As a sunny Memorial Day weekend approaches, many, including me, wonder what a pandemic summer looks like.
I can squash the longing to go to concerts and festivals. But what about a socially distanced, mask-wearing picnic with a neighbor? Or a stroll on the beach with a friend?
The official answer is still no.
“At this time, mixing of households is not permitted, so most socializing should still only occur virtually,” said Neetu Balrum, a spokesperson for the Alameda County Public Health Department.
Contra Costa County Health Officer Dr. Chris Farnitano, agreed.
"Gatherings outside of your household are a big risk for the spread of this virus," he said "We still don't know yet when we will be able to encourage people to get together with people outside of their households."
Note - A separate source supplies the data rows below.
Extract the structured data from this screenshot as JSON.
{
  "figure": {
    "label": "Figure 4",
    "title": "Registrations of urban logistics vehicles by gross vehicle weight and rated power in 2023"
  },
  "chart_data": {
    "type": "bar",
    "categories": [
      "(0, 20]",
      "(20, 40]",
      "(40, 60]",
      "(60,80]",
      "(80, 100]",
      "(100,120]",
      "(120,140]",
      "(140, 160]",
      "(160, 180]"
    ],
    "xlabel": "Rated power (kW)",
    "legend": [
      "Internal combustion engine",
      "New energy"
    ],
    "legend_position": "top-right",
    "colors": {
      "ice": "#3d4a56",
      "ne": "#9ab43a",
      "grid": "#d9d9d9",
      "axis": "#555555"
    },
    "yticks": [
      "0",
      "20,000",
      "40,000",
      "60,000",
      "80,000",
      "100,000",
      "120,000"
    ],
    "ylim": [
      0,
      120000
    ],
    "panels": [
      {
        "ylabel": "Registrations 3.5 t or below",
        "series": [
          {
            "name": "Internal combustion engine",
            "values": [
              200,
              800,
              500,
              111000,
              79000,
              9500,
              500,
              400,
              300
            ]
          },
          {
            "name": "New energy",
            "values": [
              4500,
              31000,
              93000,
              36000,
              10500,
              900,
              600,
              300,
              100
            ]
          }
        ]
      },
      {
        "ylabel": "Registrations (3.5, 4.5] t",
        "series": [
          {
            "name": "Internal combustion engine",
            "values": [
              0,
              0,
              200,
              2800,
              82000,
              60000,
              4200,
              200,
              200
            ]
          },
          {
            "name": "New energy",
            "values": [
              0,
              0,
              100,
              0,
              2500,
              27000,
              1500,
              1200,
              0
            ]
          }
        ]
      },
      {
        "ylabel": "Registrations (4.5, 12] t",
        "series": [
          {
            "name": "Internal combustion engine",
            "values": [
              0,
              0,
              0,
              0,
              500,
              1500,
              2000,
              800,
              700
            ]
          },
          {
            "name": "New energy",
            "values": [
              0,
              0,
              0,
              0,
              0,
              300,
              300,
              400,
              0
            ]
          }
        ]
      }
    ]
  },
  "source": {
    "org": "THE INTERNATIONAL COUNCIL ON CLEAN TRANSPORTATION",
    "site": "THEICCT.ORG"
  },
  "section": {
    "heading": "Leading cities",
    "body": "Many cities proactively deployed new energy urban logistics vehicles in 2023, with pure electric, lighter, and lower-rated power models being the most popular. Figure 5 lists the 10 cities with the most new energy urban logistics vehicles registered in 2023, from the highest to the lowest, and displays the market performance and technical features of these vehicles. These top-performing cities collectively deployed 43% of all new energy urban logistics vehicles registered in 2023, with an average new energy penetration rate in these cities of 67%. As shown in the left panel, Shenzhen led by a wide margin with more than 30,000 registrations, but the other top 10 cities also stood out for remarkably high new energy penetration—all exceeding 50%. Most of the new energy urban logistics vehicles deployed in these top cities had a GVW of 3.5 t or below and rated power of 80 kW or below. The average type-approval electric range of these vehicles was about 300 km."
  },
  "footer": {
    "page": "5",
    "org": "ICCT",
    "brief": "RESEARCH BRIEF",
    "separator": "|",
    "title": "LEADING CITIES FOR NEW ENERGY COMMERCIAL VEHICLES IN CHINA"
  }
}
Public health officials in San Francisco, Solano and San Mateo counties provided a similar response.
Stir Crazy, and Lonely
Even though officials aren’t budging, increased movement on the streets reflects changing sentiment among residents. My Oakland neighborhood, for instance, is starting to hum with the return of vehicles, and a KQED analysis of traffic over the last five weeks found a big increase in miles traveled since April. Meanwhile, neighborhood parks are filled with clusters of people sprawling on picnic blankets.
"Quarantine Fatigue is Real" — that's the name of an Atlantic article byJulia Marcus, professor of population medicine at Harvard Medical School. She argues that refraining from social contact is unsustainable and could lead to negative consequences.
"I’m talking about those who are experiencing the profound burden of extreme physical and social distancing," she wrote. "In addition to the economic hardship it causes, isolation can severely damage psychological well-being, especially for people who were already depressed or anxious before the crisis started."
Asking Americans to abstain from nearly all in-person social contact will not work any better than abstinence-only messaging does for the discouragement of sex, Marcus says. She suggests that officials offer nuanced directives to reduce risk rather than try to eliminate it.
"What Americans need now is a manual on how to have a life in a pandemic," wrote Marcus. If they don't, she says, we will need to figure it out on our own.
California state Sen. Scott Weiner agrees with this approach.
"People are going to start seeing their friends," Wiener said. "And we have to acknowledge that that is the reality of human existence, and we can't pretend otherwise. I think it is important in the near future for the state and for Bay Area officials to start giving more precise guidance about how you reduce risk."